Comment les initiatives environnementales saoudiennes rétablissent l’équilibre naturel

  • La Journée mondiale de l’environnement révème les progrès réalisés par l'Arabie saoudite pour porter le nombre de ses habitats protégés à 30% d’ici 2030
  • Des initiatives telles que l’Initiative verte saoudienne offrent une feuille de route pour la réhabilitation des espèces menacées et la protection des habitats vulnérables

DJEDDAH: Des siècles d’abus aux mains des hommes ont mis à l’épreuve le cycle naturel de biodiversité de la planète. En cette Journée mondiale de l’environnement, les gouvernements œuvrent afin de rétablir l’équilibre, y compris l’Arabie saoudite, un pays dont l’environnement naturel est l’un des plus rudes et des plus divers de la planète.

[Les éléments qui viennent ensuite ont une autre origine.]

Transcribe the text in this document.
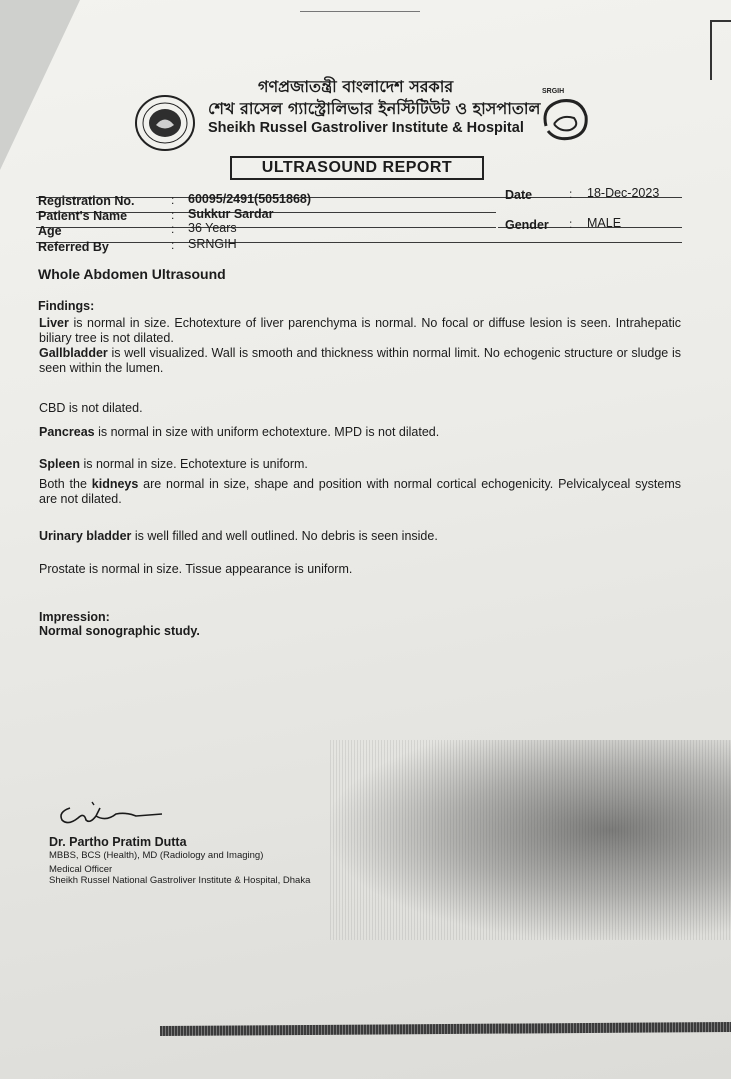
গণপ্রজাতন্ত্রী বাংলাদেশ সরকার
শেখ রাসেল গ্যাস্ট্রোলিভার ইনস্টিটিউট ও হাসপাতাল
Sheikh Russel Gastroliver Institute & Hospital
SRGIH
ULTRASOUND REPORT
Registration No.	: 60095/2491(5051868)	Date	: 18-Dec-2023
Patient's Name	: Sukkur Sardar
Age	: 36 Years	Gender : MALE
Referred By	: SRNGIH
Whole Abdomen Ultrasound
Findings:

Liver is normal in size. Echotexture of liver parenchyma is normal. No focal or diffuse lesion is seen. Intrahepatic biliary tree is not dilated.
Gallbladder is well visualized. Wall is smooth and thickness within normal limit. No echogenic structure or sludge is seen within the lumen.
CBD is not dilated.
Pancreas is normal in size with uniform echotexture. MPD is not dilated.
Spleen is normal in size. Echotexture is uniform.
Both the kidneys are normal in size, shape and position with normal cortical echogenicity. Pelvicalyceal systems are not dilated.
Urinary bladder is well filled and well outlined. No debris is seen inside.
Prostate is normal in size. Tissue appearance is uniform.
Impression:
Normal sonographic study.
Dr. Partho Pratim Dutta
MBBS, BCS (Health), MD (Radiology and Imaging)
Medical Officer
Sheikh Russel National Gastroliver Institute & Hospital, Dhaka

Presque tous les organismes vivent dans des environnements modifiés, à un degré ou un autre, par les activités humaines, causant la perte d’habitats, la mise en danger d’espèces, la pollution, etc. Le rapport de l’Organisation des Nations unies pour l’alimentation et l’agriculture (FAO) sue les forêts du monde en 2022 indique qu’ «alors que la fenêtre d’action se rétrécit, et que la croissance de la population et les aspirations imposent de nouvelles demandes aux ressources physiques, il semble évident que les écosystèmes naturels sont des actifs vitaux qui doivent être restaurés, entretenus et gérés de manière durable».

Menée par le Programme des Nations unies pour l’environnement depuis sa création en 1973, la Journée mondiale de l’environnement, la plate-forme la plus influente en matière de sensibilisation à l’environnement, rappelle les problèmes et les défis auxquels le monde est confronté, et des millions de personnes s’engagent à protéger la planète.

La conservation, «l’entretien et la préservation des ressources naturelles» ne constituent pas un phénomène récent, bien qu’ils aient été négligés et ignorés jusqu’au XXIe siècle et jusqu’à ce que les dures réalités du changement climatique deviennent plus évidentes, faisant de l’élaboration de politiques environnementales une tâche de plus en plus urgente.

L’Initiative verte saoudienne (SGI), un plan national ambitieux visant à combattre le changement climatique, a été lancée en 2021 (Photo, SGI).

Ce défi s’est souvent avéré difficile à relever. Conscients des conséquences de l’inaction, des campagnes intenses et déterminées ont été menées pour faire avancer la tâche complexe consistant à définir des objectifs à long terme à une époque où la nature est agressée, pour publier des lignes directrices et des lois entraînant de profonds changements dans l’infrastructure environnementale et pour promouvoir la protection et la conservation de l’environnement.

En 2021, l’Initiative verte saoudienne (SGI) a été lancée, un plan national ambitieux visant à combattre le changement climatique, à améliorer la qualité de vie et à protéger la planète pour les générations futures. Elle a utilisé le terme «conservation» en regroupant des initiatives telles que la protection de l’environnement, la transition énergétique, les programmes de durabilité et bien d’autres encore. En moins de deux ans, il est devenu un message central dans tous les projets ambitieux, les objectifs environnementaux des entreprises et les objectifs de responsabilité sociale.

Projets ambitieux

Dans le cadre de la SGI, l’Arabie saoudite s’est engagée à protéger 30% de ses zones terrestres et marines d’ici à 2030. Ses objectifs sont clairs : réduction des émissions, reboisement et protection des terres et des mers, avec 77 initiatives activées. À ce jour, 66 000 km2 de terres et de mers sont protégés, plus de 1 200 animaux ont été réintroduits dans la nature et environ 17% des terres et des mers du Royaume sont protégées.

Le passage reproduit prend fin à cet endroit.